De tous les entraîneurs qui m’ont influencé dans le domaine de l’entraînement, celui qui mérite le plus de reconnaissance publique est l’entraîneur d’haltérophilie Pierre Roy.

Bien que les pays du Bloc de l’Est, particulièrement la Bulgarie, ont fait couler le plus d’encre avec leurs méthodes d’entraînement (et, malheureusement, avec leur suspension pour dopage), au Canada Pierre Roy est considéré comme étant l’entraîneur le plus accompli des dernières décennies.
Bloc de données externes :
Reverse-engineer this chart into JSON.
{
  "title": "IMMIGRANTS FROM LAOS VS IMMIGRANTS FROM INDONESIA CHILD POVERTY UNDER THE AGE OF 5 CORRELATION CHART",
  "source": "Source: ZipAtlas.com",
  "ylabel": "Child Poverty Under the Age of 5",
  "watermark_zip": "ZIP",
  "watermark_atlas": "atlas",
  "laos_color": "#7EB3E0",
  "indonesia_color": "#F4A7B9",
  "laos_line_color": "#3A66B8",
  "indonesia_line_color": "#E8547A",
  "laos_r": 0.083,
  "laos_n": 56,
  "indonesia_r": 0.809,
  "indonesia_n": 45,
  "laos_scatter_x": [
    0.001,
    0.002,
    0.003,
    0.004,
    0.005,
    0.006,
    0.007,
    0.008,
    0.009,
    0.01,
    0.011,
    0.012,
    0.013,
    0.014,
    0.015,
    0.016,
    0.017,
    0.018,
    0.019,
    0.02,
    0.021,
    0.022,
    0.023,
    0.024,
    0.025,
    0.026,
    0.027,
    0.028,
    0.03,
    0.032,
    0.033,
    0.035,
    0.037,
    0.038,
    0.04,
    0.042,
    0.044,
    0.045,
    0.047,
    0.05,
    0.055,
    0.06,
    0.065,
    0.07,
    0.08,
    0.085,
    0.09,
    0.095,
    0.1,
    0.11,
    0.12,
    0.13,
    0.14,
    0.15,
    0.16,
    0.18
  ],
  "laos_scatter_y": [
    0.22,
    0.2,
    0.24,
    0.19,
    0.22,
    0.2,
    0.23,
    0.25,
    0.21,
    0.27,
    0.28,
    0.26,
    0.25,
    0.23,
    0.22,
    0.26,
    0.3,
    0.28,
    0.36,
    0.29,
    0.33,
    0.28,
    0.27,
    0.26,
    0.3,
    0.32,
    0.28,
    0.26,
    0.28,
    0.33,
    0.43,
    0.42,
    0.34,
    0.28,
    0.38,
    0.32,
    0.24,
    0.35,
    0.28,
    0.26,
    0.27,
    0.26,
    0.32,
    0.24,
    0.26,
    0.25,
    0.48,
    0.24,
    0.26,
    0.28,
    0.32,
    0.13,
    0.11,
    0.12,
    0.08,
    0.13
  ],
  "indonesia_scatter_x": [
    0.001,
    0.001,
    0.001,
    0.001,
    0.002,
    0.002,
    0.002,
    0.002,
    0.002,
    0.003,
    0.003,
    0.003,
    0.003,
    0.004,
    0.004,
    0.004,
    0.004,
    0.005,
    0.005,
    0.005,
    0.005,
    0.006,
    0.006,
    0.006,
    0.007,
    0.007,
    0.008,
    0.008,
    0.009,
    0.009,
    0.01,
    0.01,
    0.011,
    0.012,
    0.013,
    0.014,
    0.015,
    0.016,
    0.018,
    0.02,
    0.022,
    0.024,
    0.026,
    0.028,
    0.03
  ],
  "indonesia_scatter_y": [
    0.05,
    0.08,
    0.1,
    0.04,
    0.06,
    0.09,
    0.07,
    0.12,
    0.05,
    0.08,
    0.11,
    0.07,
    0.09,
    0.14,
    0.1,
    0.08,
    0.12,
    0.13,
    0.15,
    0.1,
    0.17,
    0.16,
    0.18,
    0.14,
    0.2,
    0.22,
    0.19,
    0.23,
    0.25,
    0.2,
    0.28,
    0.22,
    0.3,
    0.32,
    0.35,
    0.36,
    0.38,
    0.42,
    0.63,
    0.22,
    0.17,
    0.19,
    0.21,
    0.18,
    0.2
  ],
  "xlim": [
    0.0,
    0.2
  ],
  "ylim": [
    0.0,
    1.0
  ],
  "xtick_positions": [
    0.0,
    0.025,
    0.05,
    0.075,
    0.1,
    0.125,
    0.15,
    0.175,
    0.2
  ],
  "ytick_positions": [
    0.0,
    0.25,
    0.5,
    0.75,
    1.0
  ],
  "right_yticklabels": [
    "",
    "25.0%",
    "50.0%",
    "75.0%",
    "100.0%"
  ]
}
À titre d’exemple, il a entraîné deux athlètes qui ont pris part aux Jeux Olympiques de Los Angeles, un d’eux étant Jacques Demers. Demers a gagné devant Dragomir Cioroslan, qui est devenu par la suite entraîneur chef de l’équipe d’haltérophilie des États-Unis. Pierre a de plus entraîné de nombreux athlètes ayant participé au Championnat du Monde, tel que Denis Garon, qui a fait un épaulé-jetté de 222.7 kilos dans la catégorie poids lourds, et plus de 50 athlètes qui ont compétitionné dans les Championnats Canadiens.
Homme de peu de mots, Roy est toutefois très précis dans ce qu’il dit. Comme tous les génies, il simplifie les choses et aime utiliser des principes pour déterminer l’orientation de l’entraînement. Voici cinq leçons qu’il m’a transmises.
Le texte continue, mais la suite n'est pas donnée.